Algorithm guarantees consistent prices in futures opening auctions.

Empirical tests show the algorithm's suitability for production environments.

Addresses operational risks and arbitrage in futures markets.

Abstract

In this article we consider combinatorial markets with valuations only for singletons and pairs of buy/sell-orders for swapping two items in equal quantity. We provide an algorithm that permits polynomial time market-clearing and -pricing. The results are presented in the context of our main application: the futures opening auction problem. Futures contracts are an important tool to mitigate market risk and counterparty credit risk. In futures markets these contracts can be traded with varying expiration dates and underlyings. A common hedging strategy is to roll positions forward into the next expiration date, however this strategy comes with significant operational risk.
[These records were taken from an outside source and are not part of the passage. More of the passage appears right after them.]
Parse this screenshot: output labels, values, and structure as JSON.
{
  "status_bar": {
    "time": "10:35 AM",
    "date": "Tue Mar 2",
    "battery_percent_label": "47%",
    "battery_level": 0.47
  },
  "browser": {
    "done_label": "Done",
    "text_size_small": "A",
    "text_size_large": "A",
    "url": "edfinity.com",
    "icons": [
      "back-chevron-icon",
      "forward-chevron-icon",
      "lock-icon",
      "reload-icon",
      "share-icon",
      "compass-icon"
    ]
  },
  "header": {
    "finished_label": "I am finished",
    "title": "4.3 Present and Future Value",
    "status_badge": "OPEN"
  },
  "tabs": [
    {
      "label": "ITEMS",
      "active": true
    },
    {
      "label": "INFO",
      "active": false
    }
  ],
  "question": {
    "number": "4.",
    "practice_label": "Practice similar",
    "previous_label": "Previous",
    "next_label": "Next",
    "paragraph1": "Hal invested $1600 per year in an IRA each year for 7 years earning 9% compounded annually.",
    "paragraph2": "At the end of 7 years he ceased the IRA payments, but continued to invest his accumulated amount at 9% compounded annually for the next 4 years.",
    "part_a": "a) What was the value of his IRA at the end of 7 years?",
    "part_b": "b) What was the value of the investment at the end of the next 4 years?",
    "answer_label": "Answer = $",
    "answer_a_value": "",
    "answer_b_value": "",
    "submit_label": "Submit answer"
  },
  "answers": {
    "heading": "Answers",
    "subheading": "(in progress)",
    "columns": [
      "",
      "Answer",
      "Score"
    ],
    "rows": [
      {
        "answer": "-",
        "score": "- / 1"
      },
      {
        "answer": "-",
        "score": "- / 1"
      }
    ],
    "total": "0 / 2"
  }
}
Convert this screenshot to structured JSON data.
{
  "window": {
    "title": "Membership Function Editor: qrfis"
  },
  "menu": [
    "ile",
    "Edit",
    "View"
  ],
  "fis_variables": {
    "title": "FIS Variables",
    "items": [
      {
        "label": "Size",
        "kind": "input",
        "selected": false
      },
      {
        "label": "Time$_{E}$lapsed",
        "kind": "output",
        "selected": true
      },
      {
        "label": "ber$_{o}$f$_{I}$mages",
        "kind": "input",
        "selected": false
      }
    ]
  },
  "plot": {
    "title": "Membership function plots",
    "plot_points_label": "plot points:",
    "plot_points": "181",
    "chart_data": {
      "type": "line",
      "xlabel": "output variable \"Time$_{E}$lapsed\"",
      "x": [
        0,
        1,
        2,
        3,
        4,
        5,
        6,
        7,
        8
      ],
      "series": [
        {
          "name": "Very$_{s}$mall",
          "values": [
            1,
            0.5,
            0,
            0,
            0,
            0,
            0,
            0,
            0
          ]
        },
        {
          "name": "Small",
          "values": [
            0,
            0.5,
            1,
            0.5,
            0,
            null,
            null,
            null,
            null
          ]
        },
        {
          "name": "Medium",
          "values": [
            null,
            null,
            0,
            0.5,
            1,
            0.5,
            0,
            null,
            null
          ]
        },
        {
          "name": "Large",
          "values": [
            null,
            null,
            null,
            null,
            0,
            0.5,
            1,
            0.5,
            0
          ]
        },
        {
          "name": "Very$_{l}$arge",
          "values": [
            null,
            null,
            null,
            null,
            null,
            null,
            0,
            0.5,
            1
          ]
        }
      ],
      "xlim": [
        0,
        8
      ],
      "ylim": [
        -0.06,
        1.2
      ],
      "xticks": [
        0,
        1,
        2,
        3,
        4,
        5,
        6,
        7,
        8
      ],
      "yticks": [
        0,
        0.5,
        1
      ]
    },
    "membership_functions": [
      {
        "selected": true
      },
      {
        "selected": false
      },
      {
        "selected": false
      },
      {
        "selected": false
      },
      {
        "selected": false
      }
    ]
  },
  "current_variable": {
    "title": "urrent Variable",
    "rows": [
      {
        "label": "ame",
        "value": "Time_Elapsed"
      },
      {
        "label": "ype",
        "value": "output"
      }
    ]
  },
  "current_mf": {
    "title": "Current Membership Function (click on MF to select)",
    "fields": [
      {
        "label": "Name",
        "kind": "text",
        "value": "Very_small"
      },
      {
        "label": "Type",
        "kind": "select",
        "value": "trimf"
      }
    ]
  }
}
To address this risk, exchanges started to offer so-called futures contract combinations, which allow the traders for swapping two futures contracts with different expiration dates or for swapping two futures contracts with different underlyings. In theory, the price is in both cases the difference of the two involved futures contracts. However, in particular in the opening auctions price inefficiencies often occur due to suboptimal clearing, leading to potential arbitrage opportunities. We present a minimum cost flow formulation of the futures opening auction problem that guarantees consistent prices. The core ideas are to model orders as arcs in a network, to enforce the equilibrium conditions with the help of two hierarchical objectives, and to combine these objectives into a single weighted objective while preserving the price information of dual optimal solutions. The resulting optimization problem can be solved in polynomial time and computational tests establish an empirical performance suitable for production environments.